Ancak Bursa’dan çıktıktan sonra İzmit’te ki dernekleri ziyaret ettiğimde tek bir Cilvanalı ile karşılaşamadım. İlk köylümü Gebze’de görecektim. Davut ağabey beni tabiri caizse 4 gözle yolumu bekliyordu. Onunla da daha önceden telefonlaşmıştım zaten. Hatta bir gün öncesinden derneği bile ayağa kaldırmıştı. Gebze’deki Posoflular Derneğinde yönetici olan Davut Aksoy, geleceğimi bildirmiş milleti toplamıştı bile. Ancak ne var ki yıllardan sonra köylüsü ile karşılaşacağı heyecanından olacak ki bir gün öncesinden milleti derneğe çağırmıştı. Telefon açtı “Nerde kaldın? Hani gelmiyor musun?” oysaki ben daha Bursa’da idim.
Böylesine köylüsüne değer veren birisini atlamışız. Konu İstanbul’daki Cilvanalılar olunca Gebze’yi es geçmişiz. Şimdi Davut ağabey’in bu ters bakışını anlıyor, bu yorgun Demokrat kardeşini hoş karşılaması dileğimle yine bu site aracılığı ile özrümü iletiyorum. Umuyorum ki Davut ağabey nezdinde kabul görür.
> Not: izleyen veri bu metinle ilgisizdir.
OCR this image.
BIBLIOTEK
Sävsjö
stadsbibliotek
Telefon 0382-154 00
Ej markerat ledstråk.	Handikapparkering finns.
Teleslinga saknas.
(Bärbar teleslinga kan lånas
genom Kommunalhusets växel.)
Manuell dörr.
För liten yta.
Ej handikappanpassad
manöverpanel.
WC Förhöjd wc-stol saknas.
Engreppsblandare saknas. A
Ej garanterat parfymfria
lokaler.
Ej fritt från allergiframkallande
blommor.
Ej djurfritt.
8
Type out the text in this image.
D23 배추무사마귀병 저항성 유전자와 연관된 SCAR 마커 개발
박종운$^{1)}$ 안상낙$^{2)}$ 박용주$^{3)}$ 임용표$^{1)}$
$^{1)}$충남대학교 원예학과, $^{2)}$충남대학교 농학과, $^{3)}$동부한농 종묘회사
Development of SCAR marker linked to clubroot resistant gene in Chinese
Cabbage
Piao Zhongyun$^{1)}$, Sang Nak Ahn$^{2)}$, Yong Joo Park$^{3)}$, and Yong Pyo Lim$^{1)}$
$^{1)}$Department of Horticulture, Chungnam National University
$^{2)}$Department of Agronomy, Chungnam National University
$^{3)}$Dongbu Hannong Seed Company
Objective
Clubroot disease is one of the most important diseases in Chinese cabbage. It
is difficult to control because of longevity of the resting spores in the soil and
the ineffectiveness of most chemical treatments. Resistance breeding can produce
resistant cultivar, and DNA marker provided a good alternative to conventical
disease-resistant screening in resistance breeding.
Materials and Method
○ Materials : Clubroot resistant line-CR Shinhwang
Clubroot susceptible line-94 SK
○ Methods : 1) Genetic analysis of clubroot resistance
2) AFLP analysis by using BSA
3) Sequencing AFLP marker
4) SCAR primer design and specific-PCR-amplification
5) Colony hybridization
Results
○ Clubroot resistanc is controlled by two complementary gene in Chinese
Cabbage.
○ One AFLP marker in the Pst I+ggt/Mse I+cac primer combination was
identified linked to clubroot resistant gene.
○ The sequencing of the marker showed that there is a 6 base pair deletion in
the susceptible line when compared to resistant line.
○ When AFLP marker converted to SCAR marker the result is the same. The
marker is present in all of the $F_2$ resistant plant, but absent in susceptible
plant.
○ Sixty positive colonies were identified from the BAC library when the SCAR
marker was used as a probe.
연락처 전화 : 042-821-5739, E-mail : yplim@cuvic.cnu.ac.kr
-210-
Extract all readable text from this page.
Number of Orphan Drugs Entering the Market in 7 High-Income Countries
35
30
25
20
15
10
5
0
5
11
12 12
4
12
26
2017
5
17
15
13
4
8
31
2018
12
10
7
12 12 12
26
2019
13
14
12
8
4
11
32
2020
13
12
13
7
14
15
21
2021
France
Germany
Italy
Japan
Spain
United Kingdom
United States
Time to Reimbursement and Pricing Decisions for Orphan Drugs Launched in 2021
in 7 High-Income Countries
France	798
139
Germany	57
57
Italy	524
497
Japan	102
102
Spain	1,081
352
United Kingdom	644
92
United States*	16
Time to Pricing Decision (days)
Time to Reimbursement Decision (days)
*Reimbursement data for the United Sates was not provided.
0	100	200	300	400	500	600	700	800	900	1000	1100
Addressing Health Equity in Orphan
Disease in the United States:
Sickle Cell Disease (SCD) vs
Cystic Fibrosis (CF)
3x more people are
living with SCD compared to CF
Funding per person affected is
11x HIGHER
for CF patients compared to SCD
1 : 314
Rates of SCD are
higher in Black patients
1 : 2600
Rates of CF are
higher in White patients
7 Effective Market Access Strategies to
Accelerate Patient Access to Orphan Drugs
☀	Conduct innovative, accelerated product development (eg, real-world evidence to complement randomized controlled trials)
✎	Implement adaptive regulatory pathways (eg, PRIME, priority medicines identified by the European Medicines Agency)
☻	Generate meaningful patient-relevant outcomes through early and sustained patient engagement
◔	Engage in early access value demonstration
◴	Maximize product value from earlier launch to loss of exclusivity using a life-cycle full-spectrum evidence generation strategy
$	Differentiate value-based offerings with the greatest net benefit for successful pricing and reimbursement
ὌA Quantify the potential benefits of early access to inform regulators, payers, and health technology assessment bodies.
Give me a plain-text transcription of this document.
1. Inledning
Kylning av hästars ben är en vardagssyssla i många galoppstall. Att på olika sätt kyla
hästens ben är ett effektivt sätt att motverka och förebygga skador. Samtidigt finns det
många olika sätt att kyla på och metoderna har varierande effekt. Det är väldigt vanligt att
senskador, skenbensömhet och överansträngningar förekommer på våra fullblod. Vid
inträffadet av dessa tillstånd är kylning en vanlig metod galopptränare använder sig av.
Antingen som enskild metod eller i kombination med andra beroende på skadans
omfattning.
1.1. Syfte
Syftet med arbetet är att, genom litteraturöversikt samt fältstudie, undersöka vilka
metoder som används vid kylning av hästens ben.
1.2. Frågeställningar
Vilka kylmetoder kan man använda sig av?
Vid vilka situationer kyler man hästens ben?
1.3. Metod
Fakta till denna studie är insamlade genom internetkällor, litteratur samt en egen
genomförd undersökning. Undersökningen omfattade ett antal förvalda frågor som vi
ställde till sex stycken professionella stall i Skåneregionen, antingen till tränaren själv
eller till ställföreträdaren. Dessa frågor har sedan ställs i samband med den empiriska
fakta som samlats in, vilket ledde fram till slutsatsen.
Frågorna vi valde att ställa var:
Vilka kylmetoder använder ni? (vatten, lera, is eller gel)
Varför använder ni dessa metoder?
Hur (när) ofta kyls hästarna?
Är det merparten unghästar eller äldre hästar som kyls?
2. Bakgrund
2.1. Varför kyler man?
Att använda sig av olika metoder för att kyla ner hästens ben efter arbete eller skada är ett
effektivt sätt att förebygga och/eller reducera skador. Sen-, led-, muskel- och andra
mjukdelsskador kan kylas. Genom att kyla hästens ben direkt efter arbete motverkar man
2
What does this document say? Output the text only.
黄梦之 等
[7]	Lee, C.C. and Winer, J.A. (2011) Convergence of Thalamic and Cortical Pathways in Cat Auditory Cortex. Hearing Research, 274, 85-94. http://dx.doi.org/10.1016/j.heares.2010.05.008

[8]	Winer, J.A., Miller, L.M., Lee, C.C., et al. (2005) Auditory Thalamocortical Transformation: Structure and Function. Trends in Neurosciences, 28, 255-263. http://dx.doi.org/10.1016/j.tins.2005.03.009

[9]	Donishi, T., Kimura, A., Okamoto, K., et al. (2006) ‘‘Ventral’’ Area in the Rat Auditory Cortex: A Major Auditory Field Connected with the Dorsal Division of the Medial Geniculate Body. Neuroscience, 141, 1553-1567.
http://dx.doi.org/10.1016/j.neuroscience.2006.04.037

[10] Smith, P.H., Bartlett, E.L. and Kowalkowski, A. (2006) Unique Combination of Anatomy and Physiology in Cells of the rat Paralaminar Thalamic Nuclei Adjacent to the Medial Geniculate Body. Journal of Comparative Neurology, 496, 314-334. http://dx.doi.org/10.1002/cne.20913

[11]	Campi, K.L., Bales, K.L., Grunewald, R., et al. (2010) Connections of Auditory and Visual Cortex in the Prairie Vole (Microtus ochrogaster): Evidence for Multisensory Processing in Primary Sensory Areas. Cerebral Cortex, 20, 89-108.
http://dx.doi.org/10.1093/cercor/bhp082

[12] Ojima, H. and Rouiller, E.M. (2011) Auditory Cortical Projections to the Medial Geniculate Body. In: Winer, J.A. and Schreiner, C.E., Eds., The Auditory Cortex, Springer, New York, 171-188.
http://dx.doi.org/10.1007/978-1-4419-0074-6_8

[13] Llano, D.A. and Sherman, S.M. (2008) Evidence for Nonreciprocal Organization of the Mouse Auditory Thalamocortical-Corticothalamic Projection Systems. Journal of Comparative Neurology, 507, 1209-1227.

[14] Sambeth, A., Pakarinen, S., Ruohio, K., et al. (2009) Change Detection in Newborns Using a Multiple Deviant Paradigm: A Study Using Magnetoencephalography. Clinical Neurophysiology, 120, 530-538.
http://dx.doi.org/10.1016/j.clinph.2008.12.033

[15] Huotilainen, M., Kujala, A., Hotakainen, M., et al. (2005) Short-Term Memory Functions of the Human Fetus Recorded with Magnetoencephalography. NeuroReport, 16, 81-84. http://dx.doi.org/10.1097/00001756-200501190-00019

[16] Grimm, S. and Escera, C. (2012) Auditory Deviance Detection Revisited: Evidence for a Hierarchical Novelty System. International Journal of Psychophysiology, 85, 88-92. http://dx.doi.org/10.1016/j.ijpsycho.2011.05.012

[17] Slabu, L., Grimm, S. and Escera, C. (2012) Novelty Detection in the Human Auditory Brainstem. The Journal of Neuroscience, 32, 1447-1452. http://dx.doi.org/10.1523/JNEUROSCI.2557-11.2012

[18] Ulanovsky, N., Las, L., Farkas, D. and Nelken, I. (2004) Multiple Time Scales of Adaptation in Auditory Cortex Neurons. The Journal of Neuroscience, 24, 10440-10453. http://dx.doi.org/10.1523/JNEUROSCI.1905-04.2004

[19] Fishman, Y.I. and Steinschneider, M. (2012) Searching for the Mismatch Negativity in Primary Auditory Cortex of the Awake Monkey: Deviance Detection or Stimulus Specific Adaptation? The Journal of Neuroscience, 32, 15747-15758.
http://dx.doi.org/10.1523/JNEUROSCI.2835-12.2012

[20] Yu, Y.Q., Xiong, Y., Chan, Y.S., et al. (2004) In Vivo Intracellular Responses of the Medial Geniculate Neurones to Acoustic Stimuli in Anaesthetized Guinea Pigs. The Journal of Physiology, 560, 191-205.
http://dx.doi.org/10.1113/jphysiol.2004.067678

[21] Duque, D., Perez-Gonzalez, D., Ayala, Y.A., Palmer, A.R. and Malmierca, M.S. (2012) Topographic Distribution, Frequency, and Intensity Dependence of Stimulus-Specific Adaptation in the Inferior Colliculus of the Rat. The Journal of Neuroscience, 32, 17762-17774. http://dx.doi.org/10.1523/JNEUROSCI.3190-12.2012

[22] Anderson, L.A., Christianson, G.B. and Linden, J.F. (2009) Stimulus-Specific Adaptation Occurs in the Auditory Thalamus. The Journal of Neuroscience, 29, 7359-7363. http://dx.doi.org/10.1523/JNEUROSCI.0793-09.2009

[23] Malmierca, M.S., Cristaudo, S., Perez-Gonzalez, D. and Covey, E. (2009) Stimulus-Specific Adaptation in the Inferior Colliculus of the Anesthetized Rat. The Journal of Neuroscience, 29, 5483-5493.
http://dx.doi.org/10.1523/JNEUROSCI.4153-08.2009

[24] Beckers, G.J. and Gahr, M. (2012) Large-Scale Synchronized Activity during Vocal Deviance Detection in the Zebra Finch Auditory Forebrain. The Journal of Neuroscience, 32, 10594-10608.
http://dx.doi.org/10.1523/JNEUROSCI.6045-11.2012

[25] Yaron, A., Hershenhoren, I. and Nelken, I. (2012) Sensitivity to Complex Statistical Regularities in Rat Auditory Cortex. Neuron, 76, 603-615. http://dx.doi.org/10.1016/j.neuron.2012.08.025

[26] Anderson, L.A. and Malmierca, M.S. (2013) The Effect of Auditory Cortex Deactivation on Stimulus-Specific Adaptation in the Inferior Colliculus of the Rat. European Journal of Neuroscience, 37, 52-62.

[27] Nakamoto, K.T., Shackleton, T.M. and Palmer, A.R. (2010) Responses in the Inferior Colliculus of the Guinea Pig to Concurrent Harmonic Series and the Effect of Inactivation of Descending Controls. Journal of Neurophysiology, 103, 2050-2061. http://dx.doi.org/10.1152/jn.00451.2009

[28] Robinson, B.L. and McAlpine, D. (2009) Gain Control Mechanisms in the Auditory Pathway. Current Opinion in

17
Davut ağabey ile belki 20 yıldan fazladır görüşememiştik. Bu ilk görüşmemiz olacaktı. Onu esprileriyle birde Cahit ağabey ile olan güzel diyaloglarından herhalde tanımayan yoktur.
Randevu yeri olarak Gebze’de garajların karşısını vermişti. Biz ondan önce gidip beş dakika kadar bekledik. Davut abi koşarcasına geldi yanımıza. Yıllar sonra görüşmenin verdiği heyecanı burada kaleme almam imkânsız. O duygu tarifsizdir. Ama esprileri değişmemiş hala köydeki kadar dinç ve aynı heyecan içinde buldum ben Davut ağabeyi. İlk olarak Savcı ağabeyi sordu. Köyde en samimi arkadaşlardı. Ruhan ağabeyi sordu. Fındık mevzusunu anlattı. Ben ardından Cahit abi ile arasındaki Samsun (Sasu) mevzusunu sordum, onu da anlattı. Bizim esprilere yanımızdaki enişte olan Öz be Öz Cilvanalı (Yazdan abinin tabiri) Ahmet Ermen ise tam olarak anlamasa da bizim gülmemize o bizden çok gülüyordu.